ISSN 1662-4009 (online)

ESPE Yearbook of Paediatric Endocrinology (2018) 15 4.2 | DOI: 10.1530/ey.15.4.2

ESPEYB15 4 Growth and Growth Factors Important for clinical practice (5 abstracts)

4.2 Efficacy of growth hormone treatment in children with type 1 diabetes mellitus and growth hormone deficiency-an analysis of KIGS data

Bonfig W , Lindberg A , Carlsson M , Cutfield W , Dunger D , Camacho-Hübner C & Holl RW


Department of Pediatrics, Klinikum Wels-Grieskirchen, Wels, Austria


To read the full abstract: J Pediatr 2018; 198: 260-264

The incidence of T1DM in children <15 years is increasing at an overall annual relative rate of 3.9% (95% CI 3.6-4.2) [11]. The prevalence of GHD is estimated at approximately 1:4000 to 1:10000 [12-14]. Management of the very rare patients who have both T1DM and GHD raises questions of efficacy and safety of GH therapy. Treatment adds to their multiple daily injections and, while insulin is a life-saving therapy, GH is not, leading to consider short stature a less relevant problem and consequently reducing the adherence to GH therapy in the long run. Moreover, GH and insulin exert opposite effects on glucose metabolism, GH antagonizing insulin action, so discouraging its use in T1DM.
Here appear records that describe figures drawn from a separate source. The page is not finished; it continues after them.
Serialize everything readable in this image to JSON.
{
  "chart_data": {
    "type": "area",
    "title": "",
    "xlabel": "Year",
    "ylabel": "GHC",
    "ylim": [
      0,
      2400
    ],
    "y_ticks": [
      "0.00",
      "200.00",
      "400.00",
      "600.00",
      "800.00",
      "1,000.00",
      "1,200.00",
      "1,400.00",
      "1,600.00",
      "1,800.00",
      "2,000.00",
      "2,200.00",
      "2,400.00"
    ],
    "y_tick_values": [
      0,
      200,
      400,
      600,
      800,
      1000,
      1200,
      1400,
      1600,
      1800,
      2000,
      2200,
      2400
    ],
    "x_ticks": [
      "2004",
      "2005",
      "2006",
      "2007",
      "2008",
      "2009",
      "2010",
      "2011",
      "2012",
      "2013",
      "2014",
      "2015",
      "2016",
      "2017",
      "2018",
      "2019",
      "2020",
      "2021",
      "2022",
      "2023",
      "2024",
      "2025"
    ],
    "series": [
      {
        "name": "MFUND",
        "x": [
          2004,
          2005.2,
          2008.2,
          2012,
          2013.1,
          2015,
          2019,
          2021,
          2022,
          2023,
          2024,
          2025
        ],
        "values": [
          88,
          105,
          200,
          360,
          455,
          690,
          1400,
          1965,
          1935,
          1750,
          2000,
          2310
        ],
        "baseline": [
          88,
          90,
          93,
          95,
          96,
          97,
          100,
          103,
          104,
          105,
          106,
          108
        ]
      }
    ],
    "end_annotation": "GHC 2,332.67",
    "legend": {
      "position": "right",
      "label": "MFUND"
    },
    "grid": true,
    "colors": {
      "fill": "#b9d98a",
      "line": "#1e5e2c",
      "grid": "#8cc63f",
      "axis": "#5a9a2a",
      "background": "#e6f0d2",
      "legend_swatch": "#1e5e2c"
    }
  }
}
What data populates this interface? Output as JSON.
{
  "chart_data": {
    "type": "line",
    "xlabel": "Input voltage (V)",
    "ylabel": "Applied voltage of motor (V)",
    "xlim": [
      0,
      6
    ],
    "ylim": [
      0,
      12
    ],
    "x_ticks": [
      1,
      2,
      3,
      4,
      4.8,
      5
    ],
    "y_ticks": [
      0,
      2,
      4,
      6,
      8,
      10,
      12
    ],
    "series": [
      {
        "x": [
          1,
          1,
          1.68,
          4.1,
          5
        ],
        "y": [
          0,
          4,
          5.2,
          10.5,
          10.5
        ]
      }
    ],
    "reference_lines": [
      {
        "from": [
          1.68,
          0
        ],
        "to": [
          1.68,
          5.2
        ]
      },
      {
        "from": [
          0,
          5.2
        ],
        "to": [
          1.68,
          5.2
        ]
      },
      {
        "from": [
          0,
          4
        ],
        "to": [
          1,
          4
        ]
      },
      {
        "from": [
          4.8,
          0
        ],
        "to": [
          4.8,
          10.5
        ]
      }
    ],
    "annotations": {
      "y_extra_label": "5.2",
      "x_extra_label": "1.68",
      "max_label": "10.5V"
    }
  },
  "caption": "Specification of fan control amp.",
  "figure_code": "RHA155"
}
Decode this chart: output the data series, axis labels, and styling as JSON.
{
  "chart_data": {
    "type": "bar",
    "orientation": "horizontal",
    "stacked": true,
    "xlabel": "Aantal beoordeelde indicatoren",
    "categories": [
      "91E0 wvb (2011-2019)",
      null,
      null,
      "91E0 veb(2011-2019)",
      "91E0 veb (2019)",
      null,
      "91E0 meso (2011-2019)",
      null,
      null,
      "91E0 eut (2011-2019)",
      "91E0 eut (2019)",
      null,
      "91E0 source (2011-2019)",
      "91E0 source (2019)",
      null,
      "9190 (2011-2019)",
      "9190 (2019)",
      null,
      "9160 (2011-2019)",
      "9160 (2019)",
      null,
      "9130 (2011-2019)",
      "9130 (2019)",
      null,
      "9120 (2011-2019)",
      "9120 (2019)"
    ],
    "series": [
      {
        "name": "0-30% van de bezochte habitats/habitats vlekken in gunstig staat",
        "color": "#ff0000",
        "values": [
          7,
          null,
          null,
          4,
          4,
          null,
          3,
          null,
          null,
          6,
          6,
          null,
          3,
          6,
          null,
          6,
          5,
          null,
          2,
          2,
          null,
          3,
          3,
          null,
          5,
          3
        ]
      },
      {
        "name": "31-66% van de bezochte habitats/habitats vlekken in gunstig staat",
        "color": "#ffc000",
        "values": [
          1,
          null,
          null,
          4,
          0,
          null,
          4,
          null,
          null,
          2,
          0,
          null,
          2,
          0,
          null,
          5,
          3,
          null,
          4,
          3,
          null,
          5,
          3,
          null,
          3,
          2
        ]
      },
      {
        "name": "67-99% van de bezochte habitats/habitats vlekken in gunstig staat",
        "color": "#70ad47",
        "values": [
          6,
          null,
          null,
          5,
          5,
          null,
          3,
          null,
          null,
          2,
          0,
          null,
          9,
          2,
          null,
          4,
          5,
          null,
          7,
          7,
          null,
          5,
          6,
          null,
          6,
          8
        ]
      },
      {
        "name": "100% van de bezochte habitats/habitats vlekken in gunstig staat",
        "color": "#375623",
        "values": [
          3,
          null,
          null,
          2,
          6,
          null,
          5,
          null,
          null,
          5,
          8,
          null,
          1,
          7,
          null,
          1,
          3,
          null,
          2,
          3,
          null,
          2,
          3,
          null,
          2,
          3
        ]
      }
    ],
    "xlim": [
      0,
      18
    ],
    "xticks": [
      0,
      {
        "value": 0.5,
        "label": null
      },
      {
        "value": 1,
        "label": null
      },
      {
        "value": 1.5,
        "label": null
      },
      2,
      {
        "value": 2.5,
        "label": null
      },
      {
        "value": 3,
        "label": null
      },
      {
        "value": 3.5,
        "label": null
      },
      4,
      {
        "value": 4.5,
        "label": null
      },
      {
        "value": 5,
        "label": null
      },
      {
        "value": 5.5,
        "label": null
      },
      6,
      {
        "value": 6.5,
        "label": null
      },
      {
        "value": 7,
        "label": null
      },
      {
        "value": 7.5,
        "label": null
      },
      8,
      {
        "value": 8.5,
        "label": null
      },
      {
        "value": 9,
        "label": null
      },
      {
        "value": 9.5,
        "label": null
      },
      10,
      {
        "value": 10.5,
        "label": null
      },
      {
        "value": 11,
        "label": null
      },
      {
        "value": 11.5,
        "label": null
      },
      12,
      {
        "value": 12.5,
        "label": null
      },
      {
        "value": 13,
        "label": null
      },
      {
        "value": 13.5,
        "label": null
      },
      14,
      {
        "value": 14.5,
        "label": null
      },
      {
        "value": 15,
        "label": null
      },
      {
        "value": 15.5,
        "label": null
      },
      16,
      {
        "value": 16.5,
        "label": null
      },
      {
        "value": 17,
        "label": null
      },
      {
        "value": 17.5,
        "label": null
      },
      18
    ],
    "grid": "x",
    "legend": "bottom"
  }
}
To date, only sporadic case reports and very few studies have assessed the results of GH therapy in children with GHD and T1DM. A recent study in a small cohort of Italian children showed that GH treatment in T1DM children is effective and safe [15]. Consistently, Bonfig et al. here describe a larger retrospective study, reporting that GH treatment induces similar growth responses in GHD children, with or without T1DM, and raising no safety issues. These findings are in contrast with previous results showing that GH treatment is less effective in promoting growth when both diseases coexist, showing a median height gain of only 0.3 SDS over a 2-year course of treatment [16]. This discrepancy may depend on the late diagnosis and start of GH treatment and/or inadequate GH dosage out of concern for metabolic side effects in that older study. Unfortunately, in the current study no information regarding metabolic profile and insulin demands during GH treatment was provided. Another major weakness is the short-term analysis, which focused only on the first year growth response.

Overall, these recent findings suggest that the diagnosis of T1DM should not discourage GH replacement therapy in truly GH deficient patients, although the decision to start this kind of multi-injection therapy should be limited to “classical” GHD and should be carefully weighed taking into account the burden for the patients and their families. Further studies are needed to evaluate the efficacy and safety of long-term GH therapy and its impact on metabolic profile and insulin requirement in children with T1DM.

11. Patterson CC, Dahlquist GG, Gyürüs E, Green A, Soltész G, Group ES. Incidence trends for childhood type 1 diabetes in Europe during 1989-2003 and predicted new cases 2005-20: a multicentre prospective registration study. Lancet. 2009;373:2027-33.

12. Lindsay R, Feldkamp M, Harris D, Robertson J, Rallison M. Utah Growth Study: growth standards and the prevalence of growth hormone deficiency. J Pediatr. 1994;125:29-35.

13. Vimpani GV, Vimpani AF, Lidgard GP, Cameron EH, Farquhar JW. Prevalence of severe growth hormone deficiency. Br Med J. 1977;2:427-30.

14. Bao XL, Shi YF, Du YC, Liu R, Deng JY, Gao SM. Prevalence of growth hormone deficiency of children in Beijing. Chin Med J (Engl). 1992;105:401-5.

15. Zucchini S, Iafusco D, Vannelli S, Rabbone I, Salzano G, Pozzobon G, et al. Combined therapy with insulin and growth hormone in 17 patients with type-1 diabetes and growth disorders. Horm Res Paediatr. 2014;82:53-8.

16. Bonfig W, Molz K, Woelfle J, Hofer SE, Hauffa BP, Schoenau E, et al. Metabolic safety of growth hormone in type 1 diabetes and idiopathic growth hormone deficiency. J Pediatr. 2013;163:1095-8.e4.